One would be mistaken to presume this constricts the space in which Matt gets to come into his own during every episode. Key flashbacks in Sorry for Your Loss don’t merely conceptualize him as a missing page in the life stories of others around him. Rather, because the show cares so much about the people adrift at its center, the trials of their social lives, careers, and well-being — including their mental health — are never cheapened. Memories of Matt’s life ensure that he is very much a fully fleshed-out human toiling against the suffocating waves of self-doubt and depression on his own terms. There is validity to his strife that many of his other projects either partially lack or forgo completely. Sorry for Your Loss lets Athie tackle hard-hitting dramatic beats by championing a character so resilient and relatable.

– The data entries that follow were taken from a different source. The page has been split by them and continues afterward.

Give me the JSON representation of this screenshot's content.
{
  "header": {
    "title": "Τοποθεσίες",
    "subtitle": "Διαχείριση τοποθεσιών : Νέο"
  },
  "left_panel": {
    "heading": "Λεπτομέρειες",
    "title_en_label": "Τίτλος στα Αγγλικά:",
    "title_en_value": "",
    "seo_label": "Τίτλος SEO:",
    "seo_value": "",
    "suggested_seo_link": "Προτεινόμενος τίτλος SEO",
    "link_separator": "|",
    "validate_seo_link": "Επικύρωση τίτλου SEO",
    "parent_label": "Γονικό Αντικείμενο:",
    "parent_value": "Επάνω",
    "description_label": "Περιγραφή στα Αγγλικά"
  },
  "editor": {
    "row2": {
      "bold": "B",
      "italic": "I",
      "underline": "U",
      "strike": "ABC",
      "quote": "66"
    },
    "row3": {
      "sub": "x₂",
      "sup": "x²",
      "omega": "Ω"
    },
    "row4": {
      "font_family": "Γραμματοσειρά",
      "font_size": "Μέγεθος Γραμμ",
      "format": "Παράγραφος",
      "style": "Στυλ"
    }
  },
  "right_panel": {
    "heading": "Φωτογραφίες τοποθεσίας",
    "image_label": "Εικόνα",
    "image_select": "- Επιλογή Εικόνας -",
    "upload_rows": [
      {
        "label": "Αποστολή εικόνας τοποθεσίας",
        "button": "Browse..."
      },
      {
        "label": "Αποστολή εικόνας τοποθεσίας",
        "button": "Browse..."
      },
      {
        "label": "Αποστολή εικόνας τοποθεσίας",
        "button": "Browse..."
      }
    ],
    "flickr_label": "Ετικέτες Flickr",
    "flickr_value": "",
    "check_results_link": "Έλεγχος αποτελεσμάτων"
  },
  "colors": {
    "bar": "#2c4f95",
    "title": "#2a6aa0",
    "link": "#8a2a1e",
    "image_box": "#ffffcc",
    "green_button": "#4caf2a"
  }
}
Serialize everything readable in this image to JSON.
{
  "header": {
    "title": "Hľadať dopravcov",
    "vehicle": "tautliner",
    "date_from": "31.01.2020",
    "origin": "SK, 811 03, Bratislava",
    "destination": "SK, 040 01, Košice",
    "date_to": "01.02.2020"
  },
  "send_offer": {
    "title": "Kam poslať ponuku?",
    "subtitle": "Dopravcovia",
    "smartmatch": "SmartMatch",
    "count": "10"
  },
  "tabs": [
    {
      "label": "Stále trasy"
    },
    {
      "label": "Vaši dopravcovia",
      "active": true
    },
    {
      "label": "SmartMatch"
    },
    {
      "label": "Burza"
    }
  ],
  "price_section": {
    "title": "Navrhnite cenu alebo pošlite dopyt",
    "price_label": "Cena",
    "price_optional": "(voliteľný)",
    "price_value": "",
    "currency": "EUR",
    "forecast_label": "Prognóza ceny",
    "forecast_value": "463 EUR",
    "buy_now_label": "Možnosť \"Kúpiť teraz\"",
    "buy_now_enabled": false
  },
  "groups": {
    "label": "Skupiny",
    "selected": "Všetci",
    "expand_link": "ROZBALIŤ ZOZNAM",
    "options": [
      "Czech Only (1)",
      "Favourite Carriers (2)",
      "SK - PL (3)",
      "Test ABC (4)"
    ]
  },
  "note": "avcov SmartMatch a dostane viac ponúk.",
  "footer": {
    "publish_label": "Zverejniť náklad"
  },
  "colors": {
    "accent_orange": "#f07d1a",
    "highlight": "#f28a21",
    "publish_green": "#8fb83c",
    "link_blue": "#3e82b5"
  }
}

The discovery of new performers is one of my favorite things about film and television, and Athie is definitely one of the most intriguing faces to have graced the big and small screen in the last five years. In a short time frame, he showcases more than enough versatility to jump from the indie to the mainstream scene seamlessly. Athie’s rise has been a slow burn thus far, but he’s just getting started. And thankfully, it is always incredibly fulfilling to witness.